In deze zaak heeft de Raad van State op 22 november 2006 uitspraak gedaan over verzoeken om voorlopige voorzieningen van [verzoeker] en [appellant B]. De zaak betreft een handhavingskwestie met betrekking tot het gebruik van een wasstraat op een perceel in Reusel-De Mierden.
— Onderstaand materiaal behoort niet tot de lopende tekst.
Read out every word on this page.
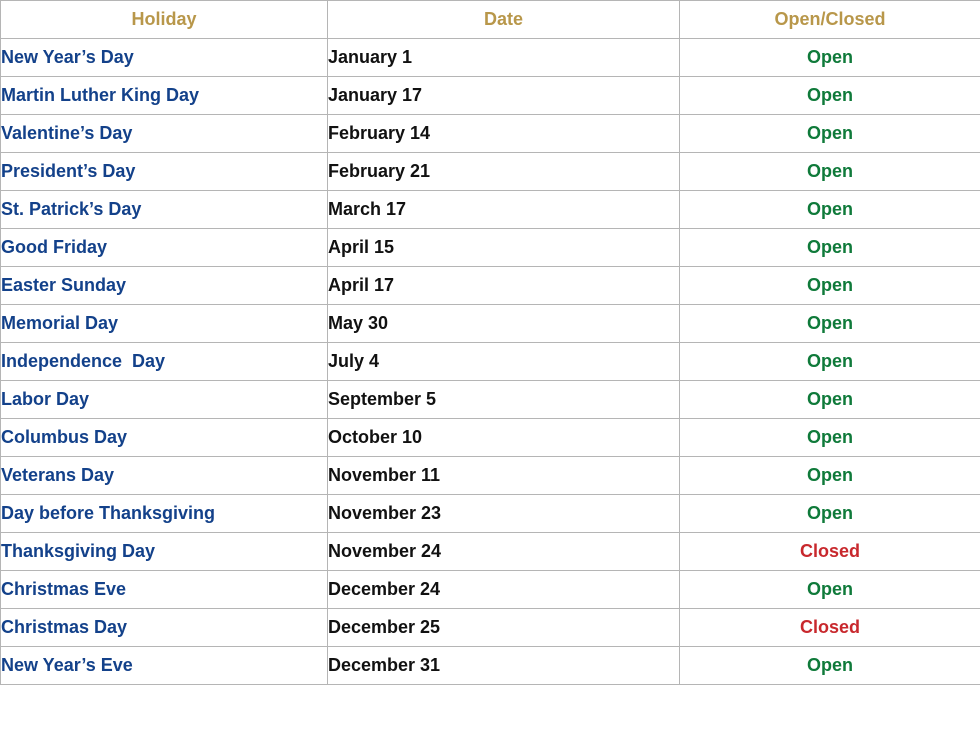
Holiday	Date	Open/Closed
New Year’s Day	January 1	Open
Martin Luther King Day	January 17	Open
Valentine’s Day	February 14	Open
President’s Day	February 21	Open
St. Patrick’s Day	March 17	Open
Good Friday	April 15	Open
Easter Sunday	April 17	Open
Memorial Day	May 30	Open
Independence  Day	July 4	Open
Labor Day	September 5	Open
Columbus Day	October 10	Open
Veterans Day	November 11	Open
Day before Thanksgiving	November 23	Open
Thanksgiving Day	November 24	Closed
Christmas Eve	December 24	Open
Christmas Day	December 25	Closed
New Year’s Eve	December 31	Open
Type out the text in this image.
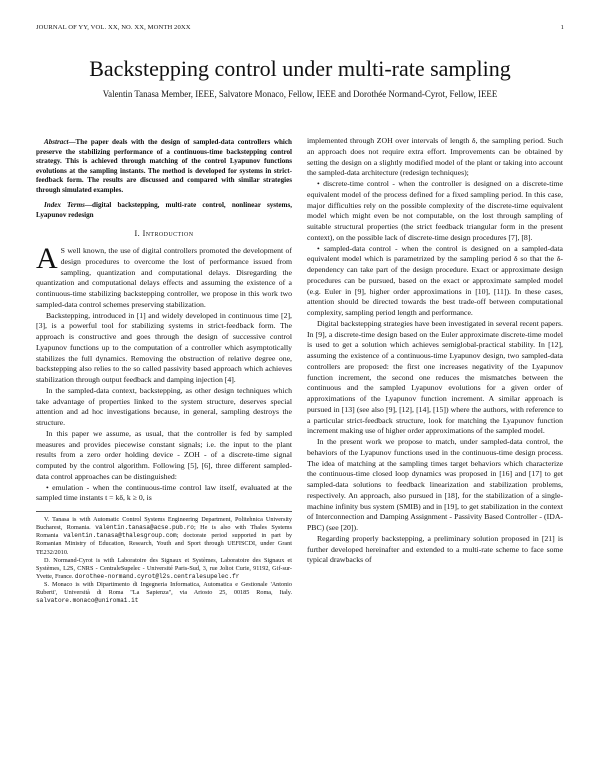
JOURNAL OF YY, VOL. XX, NO. XX, MONTH 20XX	1
Backstepping control under multi-rate sampling
Valentin Tanasa Member, IEEE, Salvatore Monaco, Fellow, IEEE and Dorothée Normand-Cyrot, Fellow, IEEE

Abstract—The paper deals with the design of sampled-data controllers which preserve the stabilizing performance of a continuous-time backstepping control strategy. This is achieved through matching of the control Lyapunov functions evolutions at the sampling instants. The method is developed for systems in strict-feedback form. The results are discussed and compared with similar strategies through simulated examples.

Index Terms—digital backstepping, multi-rate control, nonlinear systems, Lyapunov redesign

I. Introduction

A S well known, the use of digital controllers promoted the development of design procedures to overcome the lost of performance issued from sampling, quantization and computational delays. Disregarding the quantization and computational delays effects and assuming the existence of a continuous-time stabilizing backstepping controller, we propose in this work two sampled-data control schemes preserving stabilization.

Backstepping, introduced in [1] and widely developed in continuous time [2], [3], is a powerful tool for stabilizing systems in strict-feedback form. The approach is constructive and goes through the design of successive control Lyapunov functions up to the computation of a controller which asymptotically stabilizes the full dynamics. Removing the obstruction of relative degree one, backstepping also relies to the so called passivity based approach which achieves stabilization through output feedback and damping injection [4].

In the sampled-data context, backstepping, as other design techniques which take advantage of properties linked to the system structure, deserves special attention and ad hoc investigations because, in general, sampling destroys the structure.

In this paper we assume, as usual, that the controller is fed by sampled measures and provides piecewise constant signals; i.e. the input to the plant results from a zero order holding device - ZOH - of a discrete-time signal computed by the control algorithm. Following [5], [6], three different sampled-data control approaches can be distinguished:

• emulation - when the continuous-time control law itself, evaluated at the sampled time instants t = kδ, k ≥ 0, is

V. Tanasa is with Automatic Control Systems Engineering Department, Politehnica University Bucharest, Romania. valentin.tanasa@acse.pub.ro; He is also with Thales Systems Romania valentin.tanasa@thalesgroup.com; doctorate period supported in part by Romanian Ministry of Education, Research, Youth and Sport through UEFISCDI, under Grant TE232/2010.

D. Normand-Cyrot is with Laboratoire des Signaux et Systèmes, Laboratoire des Signaux et Systèmes, L2S, CNRS - CentraleSupelec - Université Paris-Sud, 3, rue Joliot Curie, 91192, Gif-sur-Yvette, France. dorothee-normand.cyrot@l2s.centralesupelec.fr

S. Monaco is with Dipartimento di Ingegneria Informatica, Automatica e Gestionale 'Antonio Ruberti', Università di Roma "La Sapienza", via Ariosto 25, 00185 Roma, Italy. salvatore.monaco@uniroma1.it

implemented through ZOH over intervals of length δ, the sampling period. Such an approach does not require extra effort. Improvements can be obtained by setting the design on a slightly modified model of the plant or taking into account the sampled-data architecture (redesign techniques);

• discrete-time control - when the controller is designed on a discrete-time equivalent model of the process defined for a fixed sampling period. In this case, major difficulties rely on the possible complexity of the discrete-time equivalent model which might even be not computable, on the lost through sampling of suitable structural properties (the strict feedback triangular form in the present context), on the possible lack of discrete-time design procedures [7], [8].

• sampled-data control - when the control is designed on a sampled-data equivalent model which is parametrized by the sampling period δ so that the δ-dependency can take part of the design procedure. Exact or approximate design procedures can be pursued, based on the exact or approximate sampled model (e.g. Euler in [9], higher order approximations in [10], [11]). In these cases, attention should be directed towards the best trade-off between computational complexity, sampling period length and performance.

Digital backstepping strategies have been investigated in several recent papers. In [9], a discrete-time design based on the Euler approximate discrete-time model is used to get a solution which achieves semiglobal-practical stability. In [12], assuming the existence of a continuous-time Lyapunov design, two sampled-data controllers are proposed: the first one increases negativity of the Lyapunov function increment, the second one reduces the mismatches between the continuous and the sampled Lyapunov evolutions for a given order of approximations of the Lyapunov function increment. A similar approach is pursued in [13] (see also [9], [12], [14], [15]) where the authors, with reference to a particular strict-feedback structure, look for matching the Lyapunov function increment making use of higher order approximations of the sampled model.

In the present work we propose to match, under sampled-data control, the behaviors of the Lyapunov functions used in the continuous-time design process. The idea of matching at the sampling times target behaviors which characterize the continuous-time closed loop dynamics was proposed in [16] and [17] to get sampled-data solutions to feedback linearization and stabilization problems, respectively. An approach, also pursued in [18], for the stabilization of a single-machine infinity bus system (SMIB) and in [19], to get stabilization in the context of Interconnection and Damping Assignment - Passivity Based Controller - (IDA-PBC) (see [20]).

Regarding properly backstepping, a preliminary solution proposed in [21] is further developed hereinafter and extended to a multi-rate scheme to face some typical drawbacks of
Het college van burgemeester en wethouders had op 30 oktober 2003 medegedeeld dat het gebruik door derden van de wasstraat niet is toegestaan. Na een reeks van besluiten en rechtszaken, waaronder een uitspraak van de rechtbank 's-Hertogenbosch op 14 juli 2006, waarin het college werd opgedragen een nieuw besluit te nemen, hebben beide verzoekers een voorlopige voorziening aangevraagd. De Voorzitter van de Afdeling bestuursrechtspraak heeft de verzoeken op zitting behandeld op 9 november 2006. Tijdens deze zitting werd duidelijk dat de gemeenteraad op 13 november 2006 zou beslissen over het bestemmingsplan "De Kleine Hoeven", waarin de activiteiten positief zijn bestemd. De Voorzitter oordeelde dat er geen spoedeisend belang was voor het treffen van de verzochte voorlopige voorzieningen, aangezien de handhaving nog niet was aangevraagd en de gemeenteraad binnenkort zou beslissen. De verzoeken zijn afgewezen, en er is geen aanleiding voor een proceskostenveroordeling. De uitspraak benadrukt het belang van spoedeisendheid in verzoeken om voorlopige voorzieningen en de rol van de gemeenteraad in bestemmingsplannen.

Uitspraak

200606512/4.
Datum uitspraak: 22 november 2006
AFDELING
BESTUURSRECHTSPRAAK
Uitspraak van de Voorzitter van de Afdeling bestuursrechtspraak van de Raad van State op verzoeken van [appellant B] en [verzoeker], beide wonend te [woonplaats], om het treffen van een voorlopige voorziening (artikel 8:81 van de Algemene wet bestuursrecht) hangende het hoger beroep van:
[appellant A], [appellant B] en [appellant C], wonend respectievelijk gevestigd te [plaats],
tegen de uitspraak in zaak nos. AWB 06/2314 en 06/755 van de voorzieningenrechter van de rechtbank 's-Hertogenbosch van 14 juli 2006 in het geding tussen:
[verzoeker], wonend te [woonplaats],
en
het college van burgemeester en wethouders van Reusel-De Mierden.
1.    Procesverloop
Bij besluit van 30 oktober 2003 heeft het college [verzoeker] geïnformeerd dat appellanten is medegedeeld dat het gebruik door derden van de wasstraat op het perceel, plaatselijk bekend [locatie] te [plaats], niet is toegestaan.
Bij besluit van 11 mei 2005 heeft het college het daartegen door [verzoeker] gemaakte bezwaar niet-ontvankelijk verklaard.
Bij uitspraak van 6 december 2005 heeft de rechtbank 's-Hertogenbosch (hierna: de rechtbank) het daartegen door [verzoeker] ingestelde beroep gegrond verklaard, het bestreden besluit vernietigd en bepaald dat het college een nieuw besluit dient te nemen met inachtneming van hetgeen in de uitspraak is overwogen.
Bij besluit van 23 januari 2006 heeft het college, ter uitvoering van de uitspraak van de rechtbank van 6 december 2006, voor zover thans van belang, de bezwaren van [verzoeker] ongegrond verklaard.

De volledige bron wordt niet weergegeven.